В этом году ярмарка кажется мне чудовищно богатой. Вот самый главный цирковой балаган. Справа и слева – балаганы поменьше, панорамы. Напротив – лодки качелей, лошадки, карусель…
Обеими руками я нащупываю деньги, завязанные в узелок.
Непременно нужно заглянуть в панораму, но прежде я кое-что куплю. Торговаться я теперь обучен. Меня не проведешь.
Примеряю в лавке кэчулу. Перемерил тридцать три штуки, прежде чем выбрал подходящую. Отложил в сторону. Затем подбираю на себя толстую серую шерстяную душегрейку. Примеряю брюки – черные, из грубой шерсти. Их хоть топором руби – с одного раза нипочем не перерубишь. Прошу показать мне постолы и долго простукиваю каблуки ногтем и камешком – не из картона ли?
Торговец смотрит на меня с удивлением.
– Ты чего это – всё каблуки-то проверяешь?
– А вдруг ты меня надуть задумал…
– Не надую, не боись.
Пусть он говорит, что хочет. Поверил я ему, как же…
Начинаем торговаться. За все отобранные мною шмотки жадный, непривычный к настоящей торговле лавочник пробует заломить огромную цену – сорок шесть лей. Я смотрю ему прямо в глаза. С вызовом.
– За все это барахло с лихвой хватит и шестнадцати.
Лавочник поспешно сгребает свой товар. Хочет снова разложить его по полкам.
– Как угодно, – равнодушно бросаю я. – Больше не дам ни леи…
Лавочник посылает меня к чертовой матери. Я в долгу не остаюсь, но в любую секунду готов дать деру, если он, чего доброго, осмелится пустить в ход кулаки. Хотя сомневаюсь: ругаться он будет, а драться нет. Руки товаром заняты.

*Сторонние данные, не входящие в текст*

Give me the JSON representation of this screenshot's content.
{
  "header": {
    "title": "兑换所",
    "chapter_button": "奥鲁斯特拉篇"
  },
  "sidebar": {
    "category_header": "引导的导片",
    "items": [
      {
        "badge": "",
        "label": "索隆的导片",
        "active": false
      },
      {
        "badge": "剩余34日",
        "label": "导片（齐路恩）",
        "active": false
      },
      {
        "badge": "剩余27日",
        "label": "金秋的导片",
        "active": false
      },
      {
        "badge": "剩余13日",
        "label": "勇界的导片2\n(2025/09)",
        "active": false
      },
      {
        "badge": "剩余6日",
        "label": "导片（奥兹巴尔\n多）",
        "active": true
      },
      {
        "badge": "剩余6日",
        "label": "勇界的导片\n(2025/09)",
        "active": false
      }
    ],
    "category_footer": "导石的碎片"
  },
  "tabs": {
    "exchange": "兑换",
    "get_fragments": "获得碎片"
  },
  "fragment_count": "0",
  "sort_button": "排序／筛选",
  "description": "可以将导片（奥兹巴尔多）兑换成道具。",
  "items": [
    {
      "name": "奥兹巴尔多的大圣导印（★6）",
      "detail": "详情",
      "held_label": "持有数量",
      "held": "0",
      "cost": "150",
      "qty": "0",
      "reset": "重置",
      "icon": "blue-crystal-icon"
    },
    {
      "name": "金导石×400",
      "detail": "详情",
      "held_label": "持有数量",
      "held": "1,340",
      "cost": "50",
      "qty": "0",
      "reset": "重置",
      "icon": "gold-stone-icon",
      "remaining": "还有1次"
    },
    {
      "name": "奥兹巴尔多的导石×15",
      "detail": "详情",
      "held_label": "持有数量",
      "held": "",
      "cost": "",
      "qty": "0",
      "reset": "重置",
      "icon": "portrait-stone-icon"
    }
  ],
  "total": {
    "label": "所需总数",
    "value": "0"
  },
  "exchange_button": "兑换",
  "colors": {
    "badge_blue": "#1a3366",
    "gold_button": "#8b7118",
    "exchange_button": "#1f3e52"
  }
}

– Тридцать шесть лей дашь?
– Я сказал – шестнадцать… Лавок тут и без тебя пруд пруди!..
– Двадцать шесть!
– Шестнадцать, тебе сказано…
Я забавляюсь игрой в покупателя. Кое-какой урок преподал мне когда-то хозяин Моцату, который мог часами торговаться из-за жалкого гроша. Кое-чего поднабрался я у «Ангела», где для мертвецов продавали всякую дрянь – туфли из овечьей кожи с картонными подметками, платье из гнилой хлопчатобумажной ткани – и драли за это неслыханную цену. Кое-что перенял я и у косоглазого Бэникэ. Продавая веревку на вес, он смачивал ее водой, чтоб больше тянула. Гири у весов были поддельные, а дно посудины, в какой взвешивали деготь, было залито засохшим варом. Торговцы идут на любые ухищрения, лишь бы объегорить покупателя, ни за что вынуть из кошелька деньги. Но не всякого они обвешивали да обмеривали, только голодранцев. Я голодранец. Значит, надо быть настороже…
– Давай двадцать лей и катись к чертовой матери.
– Восемнадцать – вот моя последняя цена.
– Девятнадцать.
– Не могу.
– Ну и бывай здоров…
Я поворачиваюсь к нему спиной и иду поглазеть на цирк. На подмостки, сооруженные перед входом в цирк, поднялись музыканты. Один дубасит в барабан и кривляется. Нос у него вымазан краской, а одежда в разноцветных заплатах. Другой с такой натугой дует в тромбон, что вот-вот брюхо лопнет. Рядом с ним как из-под земли вырастает какое-то чучело в короткой юбке и в красных башмаках. В волосах перья. Груди голые. Лицо все раскрашено.